Simulação é uma ferramenta extremamente importante em probabilidade e estatística. Dois são seus principais usos. De um lado, é possível usar um modelo de probabilidade para recriar, artificialmente, no computador, amostras desse modelo, quantas vezes quisermos. Tudo se passa como se tivéssemos o poder de criar um mundo, totalmente controlado por nós, e podemos simular esse mundo e verificar o que acontece. Isso é útil quando não podemos ou não queremos verificar matematicamente o que deveria acontecer com base no modelo matemático de probabilidade. De outro lado, é possível usar simulações para aproximar quantidades matemáticas que não podemos ou não queremos calcular analiticamente. Por calcular analiticamente, é fazendo a conta nós mesmos.
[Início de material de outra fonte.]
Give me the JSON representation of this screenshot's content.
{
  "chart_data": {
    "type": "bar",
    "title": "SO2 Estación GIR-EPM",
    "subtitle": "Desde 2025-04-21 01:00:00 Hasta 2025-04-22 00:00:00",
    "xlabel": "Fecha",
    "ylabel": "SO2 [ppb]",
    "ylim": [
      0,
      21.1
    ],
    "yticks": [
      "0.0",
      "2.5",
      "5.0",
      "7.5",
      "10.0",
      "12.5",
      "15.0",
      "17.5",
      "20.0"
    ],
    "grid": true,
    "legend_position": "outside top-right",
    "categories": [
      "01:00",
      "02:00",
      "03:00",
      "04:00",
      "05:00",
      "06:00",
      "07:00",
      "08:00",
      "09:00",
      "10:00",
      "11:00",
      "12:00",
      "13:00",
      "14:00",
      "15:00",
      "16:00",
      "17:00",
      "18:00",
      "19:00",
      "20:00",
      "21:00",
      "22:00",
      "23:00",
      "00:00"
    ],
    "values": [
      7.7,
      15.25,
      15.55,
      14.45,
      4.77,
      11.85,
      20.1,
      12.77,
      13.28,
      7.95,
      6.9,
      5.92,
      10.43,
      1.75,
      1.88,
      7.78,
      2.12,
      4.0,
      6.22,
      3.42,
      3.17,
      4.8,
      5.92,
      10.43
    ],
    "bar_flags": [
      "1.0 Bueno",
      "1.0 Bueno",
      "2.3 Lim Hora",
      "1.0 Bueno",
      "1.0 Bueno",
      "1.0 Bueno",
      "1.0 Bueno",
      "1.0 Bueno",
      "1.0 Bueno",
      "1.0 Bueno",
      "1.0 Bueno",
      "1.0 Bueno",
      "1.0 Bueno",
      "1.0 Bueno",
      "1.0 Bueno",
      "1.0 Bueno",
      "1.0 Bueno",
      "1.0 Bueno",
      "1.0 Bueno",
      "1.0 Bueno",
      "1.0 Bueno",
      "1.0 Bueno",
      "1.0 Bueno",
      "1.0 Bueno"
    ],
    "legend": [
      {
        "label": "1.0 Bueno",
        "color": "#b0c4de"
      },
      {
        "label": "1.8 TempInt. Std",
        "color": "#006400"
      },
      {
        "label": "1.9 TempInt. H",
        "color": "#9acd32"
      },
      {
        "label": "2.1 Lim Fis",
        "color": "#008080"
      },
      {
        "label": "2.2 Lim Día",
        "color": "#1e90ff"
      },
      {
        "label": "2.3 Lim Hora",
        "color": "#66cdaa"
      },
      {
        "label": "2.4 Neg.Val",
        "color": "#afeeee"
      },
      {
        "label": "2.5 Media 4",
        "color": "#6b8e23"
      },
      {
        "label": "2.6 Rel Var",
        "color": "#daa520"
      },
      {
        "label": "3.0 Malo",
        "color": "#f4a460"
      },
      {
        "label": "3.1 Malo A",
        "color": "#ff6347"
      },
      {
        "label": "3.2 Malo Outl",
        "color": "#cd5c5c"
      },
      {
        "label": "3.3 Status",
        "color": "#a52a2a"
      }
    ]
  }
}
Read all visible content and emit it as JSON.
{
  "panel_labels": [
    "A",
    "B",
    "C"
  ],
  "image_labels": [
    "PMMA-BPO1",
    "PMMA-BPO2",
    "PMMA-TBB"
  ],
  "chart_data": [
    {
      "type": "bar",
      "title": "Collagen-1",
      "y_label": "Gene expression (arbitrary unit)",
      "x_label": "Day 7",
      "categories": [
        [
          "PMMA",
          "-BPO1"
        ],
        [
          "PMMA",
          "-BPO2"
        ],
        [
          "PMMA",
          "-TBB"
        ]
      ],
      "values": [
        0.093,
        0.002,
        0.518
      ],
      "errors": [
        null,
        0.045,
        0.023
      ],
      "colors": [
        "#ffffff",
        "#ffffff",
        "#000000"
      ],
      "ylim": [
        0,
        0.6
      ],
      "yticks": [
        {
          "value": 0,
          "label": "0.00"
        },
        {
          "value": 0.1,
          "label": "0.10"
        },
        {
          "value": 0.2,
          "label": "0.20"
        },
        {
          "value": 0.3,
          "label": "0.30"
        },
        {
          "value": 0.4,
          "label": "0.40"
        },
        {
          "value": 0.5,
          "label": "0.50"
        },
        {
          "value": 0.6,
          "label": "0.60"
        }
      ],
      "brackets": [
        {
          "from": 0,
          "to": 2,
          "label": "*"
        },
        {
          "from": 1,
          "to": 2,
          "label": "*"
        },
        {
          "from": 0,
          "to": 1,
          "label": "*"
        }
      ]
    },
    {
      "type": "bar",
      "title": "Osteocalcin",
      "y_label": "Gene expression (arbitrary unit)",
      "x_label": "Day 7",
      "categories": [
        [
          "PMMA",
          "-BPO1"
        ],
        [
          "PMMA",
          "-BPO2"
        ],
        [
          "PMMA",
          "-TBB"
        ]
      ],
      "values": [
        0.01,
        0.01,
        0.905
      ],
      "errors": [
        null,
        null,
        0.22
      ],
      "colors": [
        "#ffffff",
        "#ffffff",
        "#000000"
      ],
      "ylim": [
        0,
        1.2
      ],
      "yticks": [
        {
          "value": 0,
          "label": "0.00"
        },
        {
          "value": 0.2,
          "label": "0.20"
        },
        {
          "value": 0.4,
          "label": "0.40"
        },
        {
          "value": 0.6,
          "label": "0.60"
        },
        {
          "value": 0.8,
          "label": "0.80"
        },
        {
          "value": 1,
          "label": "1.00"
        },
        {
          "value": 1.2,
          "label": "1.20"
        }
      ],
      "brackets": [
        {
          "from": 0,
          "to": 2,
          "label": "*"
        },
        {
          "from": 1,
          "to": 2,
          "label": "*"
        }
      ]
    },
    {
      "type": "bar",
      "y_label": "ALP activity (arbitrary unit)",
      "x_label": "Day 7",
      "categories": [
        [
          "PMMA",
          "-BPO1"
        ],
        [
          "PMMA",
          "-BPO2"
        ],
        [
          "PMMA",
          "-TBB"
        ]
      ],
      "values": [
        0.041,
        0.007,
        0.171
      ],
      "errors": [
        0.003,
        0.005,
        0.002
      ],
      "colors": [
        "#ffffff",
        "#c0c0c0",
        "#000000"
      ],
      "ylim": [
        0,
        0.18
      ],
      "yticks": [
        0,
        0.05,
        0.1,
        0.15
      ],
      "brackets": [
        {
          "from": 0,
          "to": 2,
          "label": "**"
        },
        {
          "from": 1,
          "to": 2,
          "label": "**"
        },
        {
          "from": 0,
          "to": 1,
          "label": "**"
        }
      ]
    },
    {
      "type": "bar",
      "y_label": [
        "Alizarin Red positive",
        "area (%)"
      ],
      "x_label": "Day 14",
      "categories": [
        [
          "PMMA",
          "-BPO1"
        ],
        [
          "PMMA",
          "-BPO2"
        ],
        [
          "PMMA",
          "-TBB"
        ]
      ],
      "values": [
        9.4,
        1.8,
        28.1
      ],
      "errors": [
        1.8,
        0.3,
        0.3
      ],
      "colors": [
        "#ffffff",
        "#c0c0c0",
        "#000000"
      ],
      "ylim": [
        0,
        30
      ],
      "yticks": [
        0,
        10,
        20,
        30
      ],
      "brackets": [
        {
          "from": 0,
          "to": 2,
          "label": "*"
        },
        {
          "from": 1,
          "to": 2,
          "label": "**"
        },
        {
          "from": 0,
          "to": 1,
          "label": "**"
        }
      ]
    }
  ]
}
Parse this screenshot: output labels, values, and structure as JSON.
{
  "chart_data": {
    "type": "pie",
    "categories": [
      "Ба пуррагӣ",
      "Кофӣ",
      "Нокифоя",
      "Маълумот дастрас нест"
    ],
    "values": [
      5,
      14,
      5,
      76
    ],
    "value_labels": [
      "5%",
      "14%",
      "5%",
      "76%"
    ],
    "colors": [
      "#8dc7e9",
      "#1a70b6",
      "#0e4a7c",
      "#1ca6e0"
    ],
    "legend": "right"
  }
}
Um exemplo simples disso é, em vez de calcular os resultados de alguma análise combinatória usando as fórmulas de combinação e simularmos os valores e contar quantas combinações resultam.

No geral usamos simulação para o primeiro tipo de uso. Mas, aqui no curso, será útil que vocês verifiquem resultados matemáticos por meio de simulações. Assim, se escrevemos que \(\sum_{i=1}^{10} i = 55\), vocês podem verificar com código no R essa soma, por exemplo, rodando: sum(1:10). Sempre que vocês tiverem dúvida de algum passo matemático, podem fazer uma simulação para entender melhor o que está acontecendo. Isso é encorajado, para melhorar a intuição do que está acontecendo e lhe assegurar que de fato você está entendendo o que está acontecendo. Podemos usar simulações para aproximar quantidades. Um exemplo clássico em probabilidade é a fórmula de Stirling, dada por \(n! \sim \sqrt{2\pi}n^{n + 1/2}*e^{-n}\). Então, por exemplo, \(10! = 10*9*8*7*6*5*4*3*2*1\) com os computadores modernos pode ser calculada diretamente para números não tão grandes. No caso, \(10! = 3628800\). Ou pode ser aproximada pela fórmula de Stirling:

Exemplo 4.1

# especificando semente, para simulação ser reproduzível
set.seed(2)

# número de amostras
stirling_aprox <- function(n) {
  sqrt(2*pi)*n^(n+1/2)*exp(-n)
}

print(stirling_aprox(10))

[1] 3598696

# razão da aproximação para o valor correto
stirling_aprox(10)/3628800

[1] 0.991704

# erro percentual
1 - stirling_aprox(10)/3628800 # 0,8%

[1] 0.00829596

Como se vê, a fórmula de Stirling é bem precisa para aproximar fatorial e muito mais fácil de computar.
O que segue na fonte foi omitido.